Regarding the “Discovering Ardi” program:

I thought the animation of Ardipithecus walking was kind of wierdly UNhuman like actually. I'd have to go back and look at it again but it seemed kind of li ke a waddler..... NO?

The legs were totally straight; if it had been chimp-like, there would have been a bent-leg stride and more side-to-side.

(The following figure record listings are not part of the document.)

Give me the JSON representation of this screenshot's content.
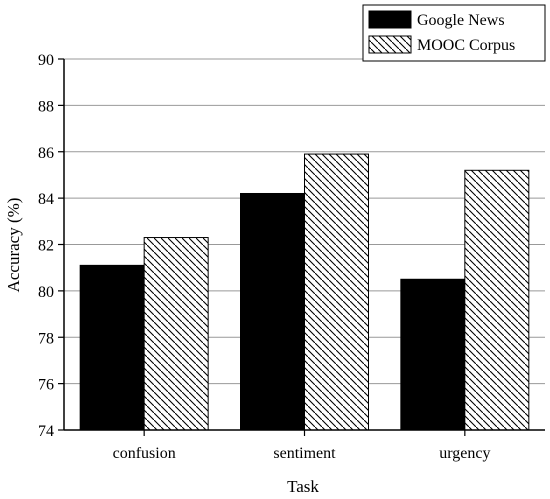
{
  "chart_data": {
    "type": "bar",
    "title": "",
    "xlabel": "Task",
    "ylabel": "Accuracy (%)",
    "categories": [
      "confusion",
      "sentiment",
      "urgency"
    ],
    "series": [
      {
        "name": "Google News",
        "values": [
          81.1,
          84.2,
          80.5
        ],
        "fill": "solid",
        "color": "#000000"
      },
      {
        "name": "MOOC Corpus",
        "values": [
          82.3,
          85.9,
          85.2
        ],
        "fill": "hatched",
        "color": "#000000"
      }
    ],
    "ylim": [
      74,
      90
    ],
    "yticks": [
      74,
      76,
      78,
      80,
      82,
      84,
      86,
      88,
      90
    ],
    "grid": "horizontal",
    "legend_position": "top-right"
  }
}
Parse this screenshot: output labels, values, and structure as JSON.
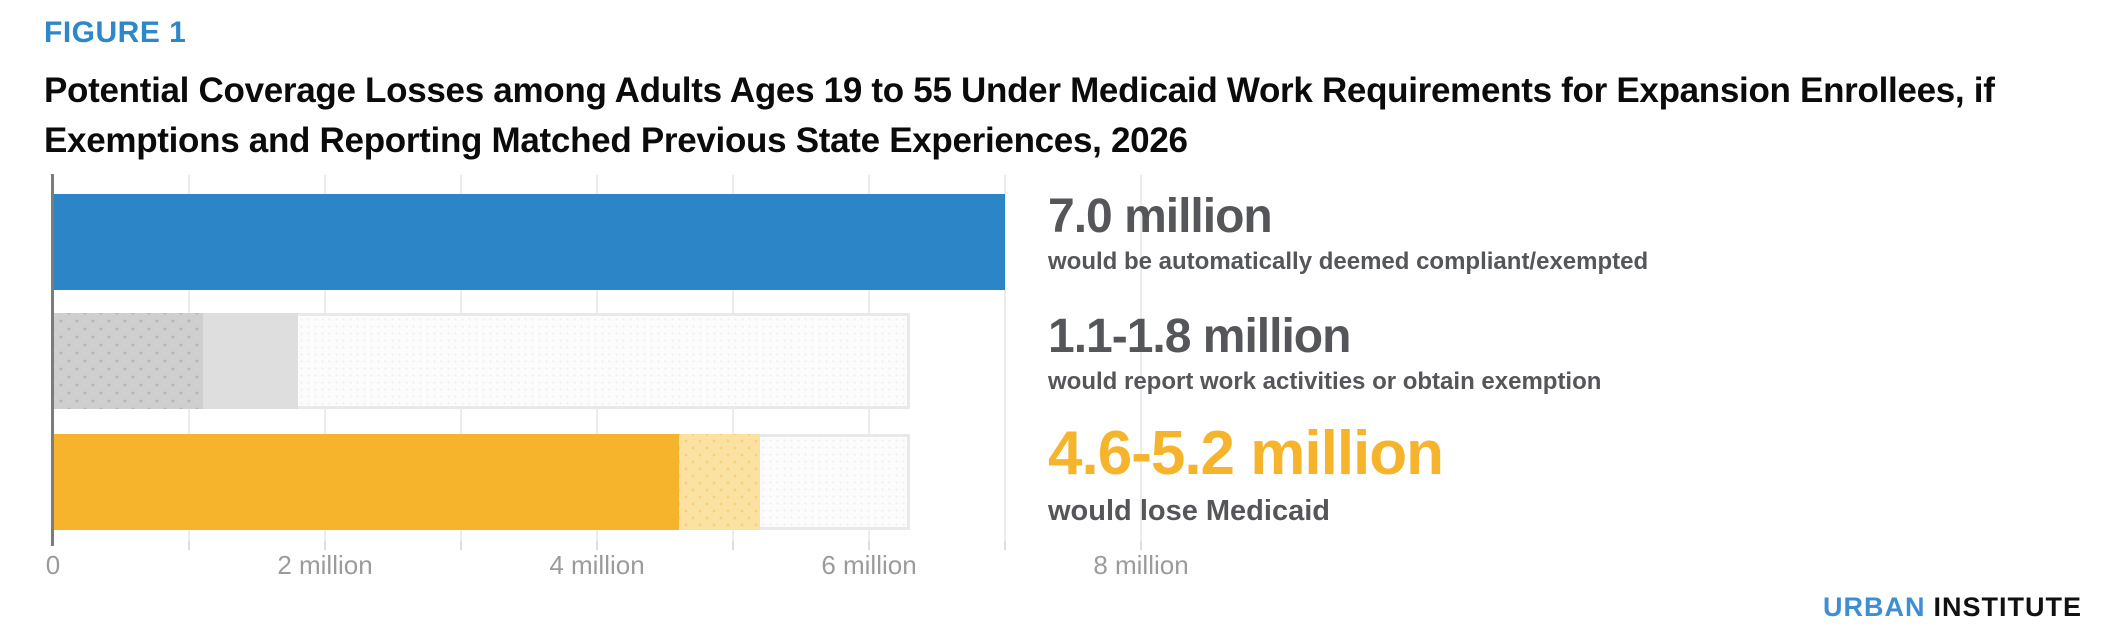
{
  "figure_label": "FIGURE 1",
  "title": "Potential Coverage Losses among Adults Ages 19 to 55 Under Medicaid Work Requirements for Expansion Enrollees, if Exemptions and Reporting Matched Previous State Experiences, 2026",
  "logo": {
    "part1": "URBAN",
    "part2": "INSTITUTE"
  },
  "colors": {
    "figure_label_blue": "#2d87c9",
    "bar_blue": "#2b85c7",
    "bar_dark_gray": "#cfcfcf",
    "bar_light_gray": "#dedede",
    "bar_yellow": "#f6b42c",
    "bar_light_yellow": "#fbe2a2",
    "bar_faint": "#fcfcfc",
    "annotation_gray": "#55565a",
    "annotation_yellow": "#f6b42c",
    "axis_label_gray": "#9b9b9b",
    "gridline": "#ececec",
    "logo_blue": "#3d8ed3"
  },
  "chart_data": {
    "type": "bar",
    "orientation": "horizontal",
    "title": "Potential Coverage Losses among Adults Ages 19 to 55 Under Medicaid Work Requirements for Expansion Enrollees, if Exemptions and Reporting Matched Previous State Experiences, 2026",
    "unit": "millions of adults",
    "xlim": [
      0,
      8.16
    ],
    "gridline_interval_million": 1,
    "grid": true,
    "legend": "none",
    "x_ticks": [
      {
        "label": "0",
        "value": 0
      },
      {
        "label": "2 million",
        "value": 2
      },
      {
        "label": "4 million",
        "value": 4
      },
      {
        "label": "6 million",
        "value": 6
      },
      {
        "label": "8 million",
        "value": 8
      }
    ],
    "rows": [
      {
        "id": "deemed_compliant",
        "segments": [
          {
            "to_million": 7.0,
            "style": "solid-blue",
            "color": "#2b85c7",
            "role": "point_estimate"
          }
        ],
        "annotation": {
          "value": "7.0 million",
          "desc": "would be automatically deemed compliant/exempted"
        }
      },
      {
        "id": "report_or_exemption",
        "segments": [
          {
            "to_million": 1.1,
            "style": "dots-dark",
            "color": "#cfcfcf",
            "role": "lower_bound"
          },
          {
            "to_million": 1.8,
            "style": "flat-gray",
            "color": "#dedede",
            "role": "upper_bound"
          },
          {
            "to_million": 6.3,
            "style": "faint",
            "color": "#fcfcfc",
            "role": "total_subject_to_requirement_estimated"
          }
        ],
        "annotation": {
          "value": "1.1-1.8 million",
          "desc": "would report work activities or obtain exemption"
        }
      },
      {
        "id": "lose_medicaid",
        "segments": [
          {
            "to_million": 4.6,
            "style": "solid-yellow",
            "color": "#f6b42c",
            "role": "lower_bound"
          },
          {
            "to_million": 5.2,
            "style": "dots-yellow",
            "color": "#fbe2a2",
            "role": "upper_bound"
          },
          {
            "to_million": 6.3,
            "style": "faint",
            "color": "#fcfcfc",
            "role": "total_subject_to_requirement_estimated"
          }
        ],
        "annotation": {
          "value": "4.6-5.2 million",
          "desc": "would lose Medicaid"
        }
      }
    ]
  }
}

I think the only thing chimp-like about it was that the toe-off required it to tripod up onto the 1-2 MT/P joints, kind of like a turkey walking. And then there was the arm-swing, which with a 1.5x human length arm looked like Shaggy from Scooby Doo.

And from another reader:

Many people seem to be searching for evidence of exclusive pair bonding among human ancestors in the archaeological record (e.g. Lovejoy's observations in the Ardi program). They are jumping to the wrong conclusion, I think. Exclusive pair bonding tends to create stronger pairs, but a weaker group. Network bonding (numerous partners both ways) tends to produce weaker individual pairs, but a stronger group. An anology from chemistry might be the differences between graphite and diamond caused by the differences in carbon bonds. In a small group, any bonding behavior that creates strong preferences and strong aversions should inevitably tend to create ready fracture lines within the group. Ultimately, this should tend to decrease the long term viability of both the group and the individuals. Conversely, bonds which criss-cross the group tend to make the loss of any one individual less painful and to make both the group and the remaining individuals more resilient. This search for pair exclusive bonding evidence seems to be an unwarranted intrusion of modern culture into scientific work.

I think this is a really good point.

I don’t know how much you know the field, but Lovejoy’s views on pair-bonding are highly ideosyncratic – they mostly bear influence because he is well-known for other work.

The idea of adapting to social networks is much more the wave of the future. It’s not immediately obvious what morphological correlates (if any) we might expect as a consequence of network bonding.